Carol Forsloff - An email forward shows Hispanic teens lowering an American flag and raising a Mexican one, with a statement underneath about how disloyal this is and how the Arizona immigration bill is right but in a way that fosters not news but propaganda..
These email "news" messages are part of communication in the information age. In this case, the email with the image of Hispanic youth lowering the American flag and replacing it with an America one, was forwarded by a former school teacher, over 70 years of age, who runs an employment company in Yuma, Arizona.
Email communication forwarded one to another with "news" items like the one forwarded to a newspaper editor, circulate widely, becoming what people remember when events are recalled. That's because, as language experts tell us, powerful images are the ones most likely to be remembered and false information can become rooted in ways difficult to remove.

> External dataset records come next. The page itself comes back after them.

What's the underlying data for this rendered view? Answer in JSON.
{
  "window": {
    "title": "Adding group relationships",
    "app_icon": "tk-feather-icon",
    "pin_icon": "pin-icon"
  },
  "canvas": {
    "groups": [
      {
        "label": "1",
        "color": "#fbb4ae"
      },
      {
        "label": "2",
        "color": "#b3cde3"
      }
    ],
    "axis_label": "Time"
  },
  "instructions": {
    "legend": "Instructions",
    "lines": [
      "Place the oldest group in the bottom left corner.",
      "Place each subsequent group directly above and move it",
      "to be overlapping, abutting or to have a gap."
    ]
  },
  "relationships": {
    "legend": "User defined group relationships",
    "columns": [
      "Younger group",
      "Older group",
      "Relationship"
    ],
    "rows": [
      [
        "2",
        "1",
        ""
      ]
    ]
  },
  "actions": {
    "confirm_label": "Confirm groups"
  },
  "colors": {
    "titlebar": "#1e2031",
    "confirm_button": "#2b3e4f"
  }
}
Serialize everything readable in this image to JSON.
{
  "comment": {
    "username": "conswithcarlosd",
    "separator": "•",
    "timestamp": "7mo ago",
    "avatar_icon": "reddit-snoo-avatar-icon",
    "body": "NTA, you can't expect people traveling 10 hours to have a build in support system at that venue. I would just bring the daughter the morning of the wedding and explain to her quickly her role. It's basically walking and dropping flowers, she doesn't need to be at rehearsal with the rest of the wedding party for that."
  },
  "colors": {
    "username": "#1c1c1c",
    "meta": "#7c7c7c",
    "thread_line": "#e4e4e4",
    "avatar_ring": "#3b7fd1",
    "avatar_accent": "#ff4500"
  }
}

The message was forwarded at a time when the conflict surrounding Arizona's immigration bill began. It continues to circulate through the Internet, and as it does it continues to reinforce an image that arouses negative emotions regarding Hispanics and their beliefs.
In Mexico, Americans often live in compounds, cluster together for activities and often don't learn Spanish. In addition, these compounds are often identified as occupied by U.S. citizens by American flags placed outside doorways, on poles, on windows and on any publicly viewed area as a matter of pride. This is not, however, part of an email message about how various cultures interact in new environments, during early periods of assimilation especially.
Experts inlanguage and cultureremind us how vulnerable people are to the messages that are false or misleading or have the intention to elicit negative emotions as opposed to educate and inform.
Dr. Anthony P. Young, national president of the Association of Black Psychologists, tells us if someone has a preconceived idea about an individual, a group, an idea or an event, that if a person believes that a lie is real, it will become real in its consequences.
"Individuals construct reality in their own mind. If you believe something is true, it becomes true regardless of what the facts are," maintains Young, a specialist in forensic psychology.
Messages that come in the form of images with slogans, lacking author, title and detail, are defined by communication experts not as news items but serving only to propagate a belief, often false, and to that extent is propaganda and not news at all.